In the third and fourth rooms of the exhibit are many of the paintings from Gauguin's first stay in Tahiti (1891-1893):
Ia Orana Maria (Hail Mary, 1891, Metropolitan Museum of Art)
Vahine note tiare (Woman with flower, 1891, Ny Carlsberg-Glypotek, Copenhagen)
Femmes de Tahiti (Sur la plage, 1891, Musée d'Orsay)
Le Repas (Les bananes, 1891, Musée d'Orsay)
Arearea (Joyeusetés I, 1892, Musée d'Orsay)
Merahi metua no Tehamana (Ancestors of Tehamana, 1893, Art Institute of Chicago)
Hina te fatou (Moon and Earth, 1893, Museum of Modern Art)
Parahi te marae (There is the Temple, 1892, Philadelphia Museum of Art)
Matamua (Autrefois, 1892, Museo Thyssen-Bornemisza, Madrid)
Parau na te varua ino (Words of the Devil, 1892, National Gallery of Art, Washington, D.C.)
Va hine note vi (Woman with Mango, 1892, Baltimore Museum of Art)
Aha oe feii? (What? You're Jealous?, 1892, Pushkin Museum of Fine Arts, Moscow)
Matamoe (Landscape with Peacocks, 1892, Pushkin Museum of Fine Arts, Moscow)
Pastorales tahitiennes (1893, State Hermitage Museum, St. Petersburg)
Manaò tupapaú (Spirit of the Dead Watching, 1892, Albright-Knox Art Gallery, Buffalo)
There is also a set of photographs that Gauguin may have used as models for his paintings, with comparison to reproductions of the works. Another photograph of the reliefs from the Buddhist temple of Borobodur, which inspired the composition of Ia Orana Maria (see above), hangs next to that painting. Gauguin's Fan with Motifs of Ta matete (from a private collection, 1892) shows the use of the Egyptian mixed profile in his treatment of Tahitian figures, and it hangs next to a reproduction of a piece of Egyptian relief that may have inspired Gauguin. The Tahua Tablet, a piece of wood from Easter Island covered with writing and symbols, is next to the photograph of the Tahua Tablet that Gauguin owned. Tahitian ear ornaments are in a case across from a gourd cup carved by Gauguin with tiki images and Tahitian symbols. A cane, a dish, and some cylindrical sculptures of carved wood, all made by Gauguin in a Tahitian style, are shown together.

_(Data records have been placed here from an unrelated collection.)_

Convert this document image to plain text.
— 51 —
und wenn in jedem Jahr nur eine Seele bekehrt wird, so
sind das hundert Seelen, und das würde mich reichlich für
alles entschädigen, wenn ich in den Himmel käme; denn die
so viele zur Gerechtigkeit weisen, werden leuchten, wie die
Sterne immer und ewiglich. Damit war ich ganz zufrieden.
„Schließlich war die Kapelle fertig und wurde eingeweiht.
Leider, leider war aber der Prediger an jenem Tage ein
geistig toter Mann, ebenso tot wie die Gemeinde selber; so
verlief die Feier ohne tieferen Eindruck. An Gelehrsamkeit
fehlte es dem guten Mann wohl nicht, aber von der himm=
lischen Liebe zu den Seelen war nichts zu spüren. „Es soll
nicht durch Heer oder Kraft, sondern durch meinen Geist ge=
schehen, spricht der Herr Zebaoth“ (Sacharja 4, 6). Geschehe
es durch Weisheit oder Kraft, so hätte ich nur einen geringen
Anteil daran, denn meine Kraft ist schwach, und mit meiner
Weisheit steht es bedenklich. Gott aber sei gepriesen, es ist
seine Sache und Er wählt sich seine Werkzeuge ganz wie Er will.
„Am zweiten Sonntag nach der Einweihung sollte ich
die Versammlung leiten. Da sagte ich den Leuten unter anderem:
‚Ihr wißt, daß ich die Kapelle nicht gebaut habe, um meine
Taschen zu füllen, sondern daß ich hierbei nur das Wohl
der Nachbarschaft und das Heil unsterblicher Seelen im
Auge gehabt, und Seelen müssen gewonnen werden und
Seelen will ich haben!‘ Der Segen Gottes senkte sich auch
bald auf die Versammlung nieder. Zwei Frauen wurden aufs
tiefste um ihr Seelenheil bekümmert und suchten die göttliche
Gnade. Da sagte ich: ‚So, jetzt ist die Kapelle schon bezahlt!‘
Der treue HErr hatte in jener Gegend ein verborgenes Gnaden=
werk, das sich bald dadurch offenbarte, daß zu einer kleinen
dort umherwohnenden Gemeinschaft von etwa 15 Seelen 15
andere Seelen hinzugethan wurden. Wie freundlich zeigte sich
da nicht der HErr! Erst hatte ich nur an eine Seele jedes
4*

The effect of seeing so many of the Tahiti paintings and carvings, which have not been shown together in a long time, along with the Tahitian artifacts is remarkable. The show was put together to honor the 100th anniversary of Gauguin's death, and we are told that it took four years to put together, to receive permission to bring works of art from many continents into one show. Is Gauguin worth all of this? I don't think you can stand in front of even just one of the paintings in these rooms for a short time without feeling that it is. The Gauguin Tahiti paintings represents incarnate one of the last moments of innocent European exoticisme; he truly believed that a culture that was so different from his own had to be perfectly pure and real, even though he found in reality a culture that had already been nearly destroyed by visitors like himself. The colors, when you see the paintings in person, are often startling but ultimately beautiful and pleasing to the eye. How, working with oil paint, did he achieve a texture that is like pastel or crayon at times? I think that the evocation and intermingling of so many different myths (Christian, Oceanic, Buddhist, Egyptian) gives Gauguin's work a universal quality, even if it is Eurocentric. What does the flying lizard with red wings signify in Te nave nave fenua (Delicious Land, 1892, Ohara Museum of Art, image shown at left)? What about the hand gestures of Gauguin's Tahitian figures, or the flute-playing girls who seem to fill several of the paintings with the sounds of Tahitian music? Gauguin makes me think about these things.